Q: I am 36 years old and it has been almost 10 years that I have pain in my right index finger. The location of the pain is a single point but the effect of the pain is felt in the surrounding areas too. It is quite bothersome. The pain does not go down. It remains constant for almost one minute and then starts going down gradually. The pain is stabbing and unbearable. It feels like a blade or a piece of glass is penetrating the nerve and muscle from inside. This happens mostly when I catch something, when I clap, open the lock by using a key or when I hold something tightly by this finger. I have visited several orthopaedic surgeons and tried several therapies including the ‘Depo-Medrol’ injection twice. Now, I'm totally fed-up and I want to know what is happening to me and also it’s right treatment.
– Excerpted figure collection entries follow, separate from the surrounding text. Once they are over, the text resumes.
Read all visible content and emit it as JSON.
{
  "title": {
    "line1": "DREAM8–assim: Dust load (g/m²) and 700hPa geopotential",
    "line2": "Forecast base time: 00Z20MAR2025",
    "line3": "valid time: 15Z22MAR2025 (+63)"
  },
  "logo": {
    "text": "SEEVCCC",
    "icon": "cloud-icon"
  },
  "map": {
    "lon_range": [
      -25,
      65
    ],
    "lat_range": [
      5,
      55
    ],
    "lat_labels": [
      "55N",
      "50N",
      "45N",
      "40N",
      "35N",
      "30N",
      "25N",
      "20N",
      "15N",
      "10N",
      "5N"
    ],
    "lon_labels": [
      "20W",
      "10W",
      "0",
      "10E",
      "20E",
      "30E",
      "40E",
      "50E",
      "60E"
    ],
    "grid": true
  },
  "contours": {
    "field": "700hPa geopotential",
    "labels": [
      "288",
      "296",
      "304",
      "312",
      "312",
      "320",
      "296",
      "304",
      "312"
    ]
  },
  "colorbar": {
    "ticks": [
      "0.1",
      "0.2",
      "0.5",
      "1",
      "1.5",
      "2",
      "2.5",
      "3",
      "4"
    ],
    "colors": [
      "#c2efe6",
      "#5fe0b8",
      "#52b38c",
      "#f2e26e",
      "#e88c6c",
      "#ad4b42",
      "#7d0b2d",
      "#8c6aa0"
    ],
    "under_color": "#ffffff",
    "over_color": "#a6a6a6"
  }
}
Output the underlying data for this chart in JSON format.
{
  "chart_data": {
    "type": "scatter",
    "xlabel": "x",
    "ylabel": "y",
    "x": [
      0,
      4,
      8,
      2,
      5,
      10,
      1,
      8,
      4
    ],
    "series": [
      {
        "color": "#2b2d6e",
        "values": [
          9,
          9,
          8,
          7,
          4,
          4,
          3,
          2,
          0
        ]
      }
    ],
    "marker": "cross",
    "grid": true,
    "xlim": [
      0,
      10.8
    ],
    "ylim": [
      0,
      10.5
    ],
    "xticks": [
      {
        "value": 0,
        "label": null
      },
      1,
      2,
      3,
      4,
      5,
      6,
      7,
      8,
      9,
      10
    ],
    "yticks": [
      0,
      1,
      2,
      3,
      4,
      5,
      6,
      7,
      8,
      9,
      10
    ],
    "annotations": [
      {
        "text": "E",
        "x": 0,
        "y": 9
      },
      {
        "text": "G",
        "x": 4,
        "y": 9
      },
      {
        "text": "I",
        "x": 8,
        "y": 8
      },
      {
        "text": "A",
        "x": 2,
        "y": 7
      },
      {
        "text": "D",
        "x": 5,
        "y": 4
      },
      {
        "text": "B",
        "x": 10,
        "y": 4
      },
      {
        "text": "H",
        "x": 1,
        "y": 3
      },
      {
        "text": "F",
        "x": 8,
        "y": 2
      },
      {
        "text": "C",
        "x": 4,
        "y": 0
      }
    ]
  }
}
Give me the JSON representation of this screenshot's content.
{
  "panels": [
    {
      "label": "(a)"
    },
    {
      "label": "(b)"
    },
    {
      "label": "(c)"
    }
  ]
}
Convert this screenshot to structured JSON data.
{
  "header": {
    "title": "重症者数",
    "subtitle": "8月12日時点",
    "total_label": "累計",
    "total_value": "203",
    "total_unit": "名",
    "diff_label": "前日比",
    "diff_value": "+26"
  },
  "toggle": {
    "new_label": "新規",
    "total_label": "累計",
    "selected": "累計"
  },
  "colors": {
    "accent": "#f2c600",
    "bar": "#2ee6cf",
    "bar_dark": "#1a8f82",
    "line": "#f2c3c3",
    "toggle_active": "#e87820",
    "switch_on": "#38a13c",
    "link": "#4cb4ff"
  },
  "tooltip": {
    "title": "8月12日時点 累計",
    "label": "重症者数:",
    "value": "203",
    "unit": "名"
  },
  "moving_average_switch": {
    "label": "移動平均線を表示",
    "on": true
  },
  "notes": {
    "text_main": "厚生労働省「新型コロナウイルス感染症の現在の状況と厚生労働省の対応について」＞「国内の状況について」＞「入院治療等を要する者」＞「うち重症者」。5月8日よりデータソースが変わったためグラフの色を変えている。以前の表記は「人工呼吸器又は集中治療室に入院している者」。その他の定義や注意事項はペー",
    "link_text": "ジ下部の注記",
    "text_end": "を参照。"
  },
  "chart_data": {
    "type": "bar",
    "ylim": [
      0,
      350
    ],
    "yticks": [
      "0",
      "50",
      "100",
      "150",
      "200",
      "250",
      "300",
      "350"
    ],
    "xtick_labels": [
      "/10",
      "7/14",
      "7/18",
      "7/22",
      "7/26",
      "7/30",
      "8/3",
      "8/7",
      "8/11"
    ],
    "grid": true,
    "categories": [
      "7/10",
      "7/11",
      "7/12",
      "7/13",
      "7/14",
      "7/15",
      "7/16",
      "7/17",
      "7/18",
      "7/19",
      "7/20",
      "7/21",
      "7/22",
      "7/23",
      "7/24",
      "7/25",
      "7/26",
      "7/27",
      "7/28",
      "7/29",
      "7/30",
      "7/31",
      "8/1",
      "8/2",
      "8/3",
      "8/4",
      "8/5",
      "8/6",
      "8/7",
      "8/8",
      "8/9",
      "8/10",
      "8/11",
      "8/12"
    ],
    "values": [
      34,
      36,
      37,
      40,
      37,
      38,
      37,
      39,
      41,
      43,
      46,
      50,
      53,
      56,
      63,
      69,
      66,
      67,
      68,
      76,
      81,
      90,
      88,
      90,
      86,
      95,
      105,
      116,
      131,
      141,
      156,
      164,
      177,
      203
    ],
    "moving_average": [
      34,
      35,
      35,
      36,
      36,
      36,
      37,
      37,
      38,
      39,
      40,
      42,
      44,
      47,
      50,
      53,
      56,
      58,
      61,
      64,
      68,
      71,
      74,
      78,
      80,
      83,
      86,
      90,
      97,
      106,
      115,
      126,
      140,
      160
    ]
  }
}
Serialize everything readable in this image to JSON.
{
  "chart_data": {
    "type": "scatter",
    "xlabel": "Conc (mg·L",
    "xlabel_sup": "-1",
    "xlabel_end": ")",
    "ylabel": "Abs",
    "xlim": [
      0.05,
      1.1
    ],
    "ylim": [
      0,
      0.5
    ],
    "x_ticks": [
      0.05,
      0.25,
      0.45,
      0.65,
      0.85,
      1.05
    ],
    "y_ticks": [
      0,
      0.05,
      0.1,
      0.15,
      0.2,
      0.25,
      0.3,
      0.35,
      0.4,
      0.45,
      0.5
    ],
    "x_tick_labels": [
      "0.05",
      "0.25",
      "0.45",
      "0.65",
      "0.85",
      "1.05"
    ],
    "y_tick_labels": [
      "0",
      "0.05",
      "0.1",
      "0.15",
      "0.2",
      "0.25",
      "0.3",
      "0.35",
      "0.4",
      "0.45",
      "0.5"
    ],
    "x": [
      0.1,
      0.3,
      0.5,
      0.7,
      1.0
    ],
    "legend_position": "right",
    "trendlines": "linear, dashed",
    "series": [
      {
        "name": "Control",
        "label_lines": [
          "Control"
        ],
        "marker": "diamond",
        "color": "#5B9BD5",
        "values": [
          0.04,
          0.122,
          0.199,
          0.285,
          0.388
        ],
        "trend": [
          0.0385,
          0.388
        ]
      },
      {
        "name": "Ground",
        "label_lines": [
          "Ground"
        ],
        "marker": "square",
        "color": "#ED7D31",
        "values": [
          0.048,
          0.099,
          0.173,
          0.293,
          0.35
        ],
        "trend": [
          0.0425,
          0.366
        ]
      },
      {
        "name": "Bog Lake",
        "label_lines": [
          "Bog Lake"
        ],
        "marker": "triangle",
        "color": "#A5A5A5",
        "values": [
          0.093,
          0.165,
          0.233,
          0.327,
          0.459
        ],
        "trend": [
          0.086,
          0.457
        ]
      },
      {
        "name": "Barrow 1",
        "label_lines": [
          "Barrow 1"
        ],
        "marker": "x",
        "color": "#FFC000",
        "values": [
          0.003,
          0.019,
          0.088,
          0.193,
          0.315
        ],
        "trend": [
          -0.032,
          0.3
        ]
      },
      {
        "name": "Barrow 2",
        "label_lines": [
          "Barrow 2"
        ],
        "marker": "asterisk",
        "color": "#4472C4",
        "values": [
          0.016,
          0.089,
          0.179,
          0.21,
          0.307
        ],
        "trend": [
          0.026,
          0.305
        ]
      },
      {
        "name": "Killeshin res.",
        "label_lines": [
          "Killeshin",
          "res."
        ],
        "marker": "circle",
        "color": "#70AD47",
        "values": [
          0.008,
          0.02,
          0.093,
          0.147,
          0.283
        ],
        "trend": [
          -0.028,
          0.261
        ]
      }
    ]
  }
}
A:This is an unusual but readily recognised small tumour encountered in the fingertips. This is the Glomus tumour. The name only contains the word tumour and you need not to be afraid of it. It is complete curable. Although it is most commonly seen in and under the nail, it is also encountered in other parts of the finger (in your case). The classic picture at presentation is – - middle age presenting episodes of severe pain in a specific area (pin point area). - that specific area (as in your right index finger top portion) is made worse by cold temperature. - mostly present to a doctor with complaints of severe pain while shaking hands with friends, accidental touch against any object during their daily activities It is an arterio-venous anastomosis surrounded by structures called Sucquet-Hoyer canals and containing glomus cells and smooth muscle. The point to be emphasised is the difficulty in diagnosis (as in your case) and importance of close attention to the patient histories (3 points I have mentioned before). X-rays may show erosion with smooth sclerotic border of the involved bone because of the long standing nature and the pressure effects they had caused over the bone. MRI will help in delineating small lesions and planning the surgical incision. Treatment is complete excision (surgery). 100% pain free after surgery is the characteristic nature of the tumour. The recurrence is rare in complete excision. There is no role for steroid injections or any medications.